To the Editors:
Hand-foot-and-mouth-disease (HFMD) is a frequent febrile rash illness of childhood caused by enteroviruses (EV): Coxsackie A16 (CA16), EV A71, Coxsackie A6, Coxsackie B and Echo viruses.1 Recent media reports from the Indian state of Kerala have highlighted cases of “tomato flu” in young children, described as a febrile rash illness with round, red skin lesions looking similar to tomatoes.2 Here we describe a case of “tomato flu”, referred to us by her family doctor.
A 13-month-old girl and her older 5-year brother developed rashes on their hands and legs, 1 week after returning from a 1-month family holiday to Kerala, during May 2022, where they visited friends and relatives in various cities.
During their visit, the local media in Kerala were reporting on a mysterious illness in children, dubbed “tomato flu”. They denied any contact with sick children though they had played with another child who had just recovered from “tomato flu”, a week before returning to the UK.
A week following their return to the UK, both children developed a vesicular rash, with that of the girl’s being more florid (Fig. 1A,B). Neither child had fever nor any other systemic symptoms. Two days later, the girl developed painful oral lesions (not shown), which led to excessive drooling, though the boy’s lesions had already started to heal.
Both children attended the pediatric emergency department where viral swabs of the lesions were taken for PCR testing. They were clinically well enough to self-isolate at home pending these results.

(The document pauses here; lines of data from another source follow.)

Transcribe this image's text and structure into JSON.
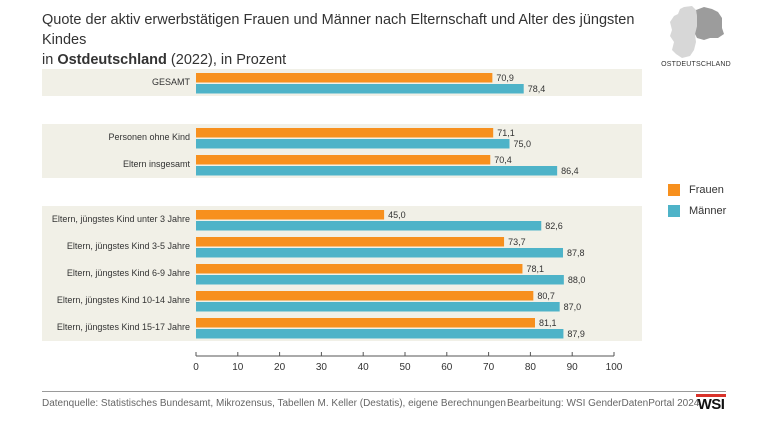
{
  "header": {
    "title_line1": "Quote der aktiv erwerbstätigen Frauen und Männer nach Elternschaft und Alter des jüngsten Kindes",
    "title_line2_prefix": "in ",
    "title_line2_bold": "Ostdeutschland",
    "title_line2_suffix": " (2022), in Prozent"
  },
  "map": {
    "label": "OSTDEUTSCHLAND",
    "icon": "germany-map-east-highlighted-icon",
    "base_color": "#d7d7d7",
    "highlight_color": "#9c9c9c"
  },
  "legend": {
    "items": [
      {
        "name": "Frauen",
        "color": "#f7901e"
      },
      {
        "name": "Männer",
        "color": "#4eb3c8"
      }
    ]
  },
  "chart_data": {
    "type": "bar",
    "orientation": "horizontal",
    "title": "Quote der aktiv erwerbstätigen Frauen und Männer nach Elternschaft und Alter des jüngsten Kindes in Ostdeutschland (2022), in Prozent",
    "categories": [
      "GESAMT",
      "Personen ohne Kind",
      "Eltern insgesamt",
      "Eltern, jüngstes Kind unter 3 Jahre",
      "Eltern, jüngstes Kind 3-5 Jahre",
      "Eltern, jüngstes Kind 6-9 Jahre",
      "Eltern, jüngstes Kind 10-14 Jahre",
      "Eltern, jüngstes Kind 15-17 Jahre"
    ],
    "groups": [
      [
        0
      ],
      [
        1,
        2
      ],
      [
        3,
        4,
        5,
        6,
        7
      ]
    ],
    "series": [
      {
        "name": "Frauen",
        "color": "#f7901e",
        "values": [
          70.9,
          71.1,
          70.4,
          45.0,
          73.7,
          78.1,
          80.7,
          81.1
        ],
        "labels": [
          "70,9",
          "71,1",
          "70,4",
          "45,0",
          "73,7",
          "78,1",
          "80,7",
          "81,1"
        ]
      },
      {
        "name": "Männer",
        "color": "#4eb3c8",
        "values": [
          78.4,
          75.0,
          86.4,
          82.6,
          87.8,
          88.0,
          87.0,
          87.9
        ],
        "labels": [
          "78,4",
          "75,0",
          "86,4",
          "82,6",
          "87,8",
          "88,0",
          "87,0",
          "87,9"
        ]
      }
    ],
    "xlim": [
      0,
      100
    ],
    "xticks": [
      0,
      10,
      20,
      30,
      40,
      50,
      60,
      70,
      80,
      90,
      100
    ],
    "xlabel": "",
    "ylabel": "",
    "group_band_color": "#f1f0e7",
    "grid": false
  },
  "footer": {
    "source": "Datenquelle: Statistisches Bundesamt, Mikrozensus, Tabellen M. Keller (Destatis), eigene Berechnungen",
    "credit": "Bearbeitung: WSI GenderDatenPortal 2024",
    "logo_text": "WSI"
  }
}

Both children were tested for EV. Due to the fleshy vesicular appearance of the rash, the girl’s samples were also tested for monkeypox at a national reference laboratory (Porton Down, Salisbury, UK). The EV PCR was positive for both children, whereas the monkeypox PCR was negative for the girl. EV typing by sequencing was performed at another national reference laboratory (UKHSA-Colindale, London, UK), which was Coxsackie A16.

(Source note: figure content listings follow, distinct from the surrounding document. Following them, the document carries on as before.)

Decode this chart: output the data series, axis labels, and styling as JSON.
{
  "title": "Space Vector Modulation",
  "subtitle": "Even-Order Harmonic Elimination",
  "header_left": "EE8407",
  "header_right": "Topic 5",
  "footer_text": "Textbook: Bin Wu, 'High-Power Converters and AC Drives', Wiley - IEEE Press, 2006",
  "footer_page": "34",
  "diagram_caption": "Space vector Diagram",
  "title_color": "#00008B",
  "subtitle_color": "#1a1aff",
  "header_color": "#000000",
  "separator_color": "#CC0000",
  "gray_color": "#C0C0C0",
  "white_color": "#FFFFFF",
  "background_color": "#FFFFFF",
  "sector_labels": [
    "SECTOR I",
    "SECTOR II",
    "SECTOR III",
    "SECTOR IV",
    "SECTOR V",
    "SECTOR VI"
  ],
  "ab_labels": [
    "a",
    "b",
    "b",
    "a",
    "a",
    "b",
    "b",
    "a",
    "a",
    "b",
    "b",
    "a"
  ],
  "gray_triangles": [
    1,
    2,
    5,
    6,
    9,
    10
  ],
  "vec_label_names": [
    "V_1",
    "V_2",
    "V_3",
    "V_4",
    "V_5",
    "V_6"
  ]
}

The lesions continued to heal in both children and by Day 6 in the boy and Day 16 in the infant, the lesions had virtually disappeared with no scarring (Fig. 1C,D).
Phylogenetic analysis showed that the “Kerala tomato flu” partial CA16 sequences shared a most common recent ancestor with a clade from China (2011-2014) (Figure S1, Supplemental Digital Content 1, https://links.lww.com/INF/E793).
The “Kerala tomato flu” in these children was caused by CA16, one of the commonest EV causes of HFMD in India, along with CA6.3,4 The unusual presentation of the rash in the infant initially made us consider CA6 as the most likely cause, though monkeypox was also a differential, considering the current global outbreaks. As of June 15, 2022, 2103 laboratory-confirmed cases had been reported to the WHO from 42 member states across 5 WHO regions.5 Due to increasing local community transmission, many monkeypox cases in the worst affected countries now report no travel history to endemic areas nor any contact with known monkeypox cases. Frontline pediatricians now need to be aware of these various viral rash differentials during their daily practice.
We thank the children’s mother for her consent and cooperation in the writing of this case report.
1. Ganorkar NN, Patil PR, Tikute SS, et al. Genetic characterization of enterovirus strains identified in Hand, Foot and Mouth Disease (HFMD): Emergence of B1c, C1 subgenotypes, E2 sublineage of CVA16, EV71 and CVA6 strains in India. Infect Genet Evol. 2017;54:192–199.
3. Saxena VK, Pawar SD, Qureshi THIH, et al. Isolation and molecular characterization of coxsackievirus A6 and coxsackievirus A16 from a case of recurrent Hand, Foot and Mouth Disease in Mumbai, Maharashtra, India, 2018. Virusdisease. 2020;31:56–60.
4. Gopalkrishna V, Ganorkar N. Epidemiological and molecular characteristics of circulating CVA16, CVA6 strains and genotype distribution in hand, foot and mouth disease cases in 2017 to 2018 from Western India. J Med Virol. 2021;93:3572–3580.